(di Cristina Polli) – giugno 2014
Oggetto saliente e mappe di salienza
In un esperimento noto lo psicologo statunitense Daniel Simons presentò ad alcuni soggetti un filmato nel quale alcune persone giocavano a basket. Senza che gli spettatori venissero avvisati, nel filmato, un attore travestito da gorilla attraversò ad un certo punto il campo da gioco, si fermò tra i giocatori, salutò e poi se ne andò.
La maggior parte degli spettatori, che avevano il compito di seguire il gioco, non notò il gorilla.
Il fatto di non notare il gorilla, ci dice Jean-Philippe Lachaux, è dovuto al legame tra attenzione, percezione e memoria.
Se l’attenzione viene convogliata verso un dato elemento (nel caso citato gli spettatori avrebbero dovuto rivolgerla al gorilla), il cervello attiva le parti preposte alla memorizzazione e individuazione dell’elemento stesso.
Nello specifico si attivano: aree visive del lobo temporale, giro fusiforme, lobo frontale, V1, memorizzazione a breve
termine nella corteccia pre-frontale.
Senza l’attenzione non ha luogo tale attivazione e quindi viene inibita la possibilità di memorizzare e individuare un elemento preciso.
Da sottolineare che tutti avrebbero notato il gorilla se:
- fosse stato dipinto di rosso;
- i soggetti fossero stati avvisati della sua presenza.
L’attenzione può essere avviata da indizi particolari che il nostro cervello si aspetta: COLORI, SUONI, FORME, MOVIMENTI.
Si suppone l’esistenza di gruppi di neuroni specializzati nella percezione (per es. di volti o colori). Tali neuroni ci danno la possibilità di rilevare, per esempio, la presenza di un papavero rosso in un prato tutto verde. Ci premettono quindi di avvertire nell’ambiente la presenza di elementi interessanti.

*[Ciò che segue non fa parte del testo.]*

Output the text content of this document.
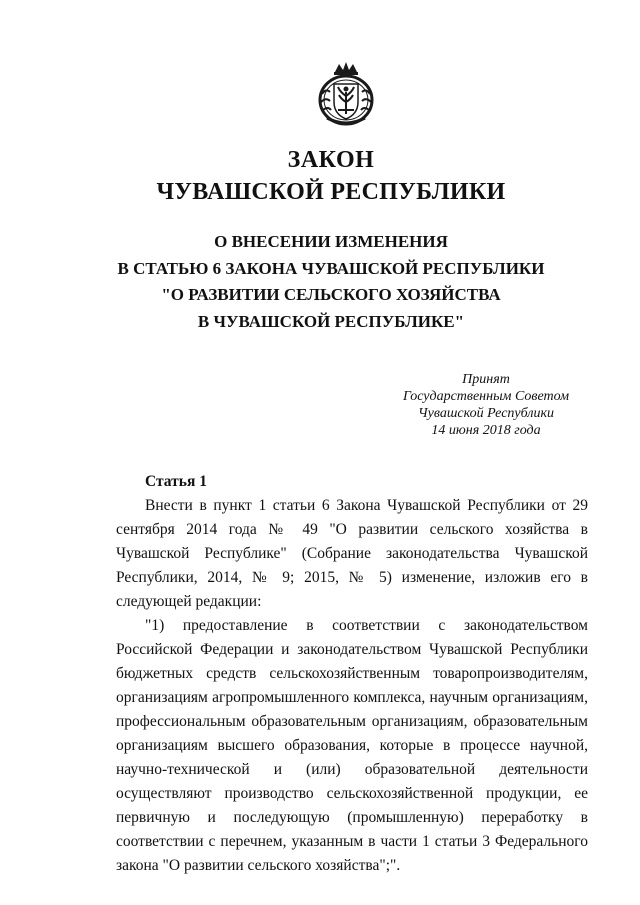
ЗАКОН
ЧУВАШСКОЙ РЕСПУБЛИКИ
О ВНЕСЕНИИ ИЗМЕНЕНИЯ
В СТАТЬЮ 6 ЗАКОНА ЧУВАШСКОЙ РЕСПУБЛИКИ
"О РАЗВИТИИ СЕЛЬСКОГО ХОЗЯЙСТВА
В ЧУВАШСКОЙ РЕСПУБЛИКЕ"
Принят
Государственным Советом
Чувашской Республики
14 июня 2018 года
Статья 1

Внести в пункт 1 статьи 6 Закона Чувашской Республики от 29 сентября 2014 года № 49 "О развитии сельского хозяйства в Чувашской Республике" (Собрание законодательства Чувашской Республики, 2014, № 9; 2015, № 5) изменение, изложив его в следующей редакции:

"1) предоставление в соответствии с законодательством Российской Федерации и законодательством Чувашской Республики бюджетных средств сельскохозяйственным товаропроизводителям, организациям агропромышленного комплекса, научным организациям, профессиональным образовательным организациям, образовательным организациям высшего образования, которые в процессе научной, научно-технической и (или) образовательной деятельности осуществляют производство сельскохозяйственной продукции, ее первичную и последующую (промышленную) переработку в соответствии с перечнем, указанным в части 1 статьи 3 Федерального закона "О развитии сельского хозяйства";".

Un oggetto evidenziato per luminosità, colore, forma e movimento, cattura la nostra attenzione. Si dice, perciò, che è SALIENTE.
Anche gli stimoli emotivi rendono saliente un oggetto. L’amigdala riconosce rapidamente il carattere pericoloso o piacevole di un oggetto, mentre l’attenzione automatica scaturisce da forme o segni o colori che apprezziamo o siamo abituati a distinguere (per es. il semaforo).
Se percorriamo un paesaggio naturale ci attirano i chiaro-scuri tra le foglie, i colori accesi, i movimenti prodotti dal vento o dall’acqua, i contrasti tra tinta e luminosità, i suoni.
Tutti questi elementi concorrono nel costruire una MAPPA di SALIENZA dell’ambiente, che ci aiuta a guidare l’attenzione e a pilotare lo sguardo verso qualcosa di interessante.
I principi validi per il paesaggio naturale (J. Gibson avrebbe parlato di assetto ottico e mappe di gradienza) possono essere applicati agli spazi progettati, agli ambienti artificiali e urbani.
Attraverso la componente cromatica è possibile, dove necessario, attirare l’attenzione dell’osservatore, favorire l’orientamento e suggerire comportamenti. Particolari su una facciata, edifici, porzioni di spazio, arredi, divengono “punti focali” ben distinti, definiti, leggibili. Essi attivano memoria ed attenzione, stimolando l’interesse di chi guarda.
Ciò favorisce, tra l’altro, l’attaccamento e l’interesse verso luoghi e spazi, aumentando la piacevolezza e la sensazione di benessere.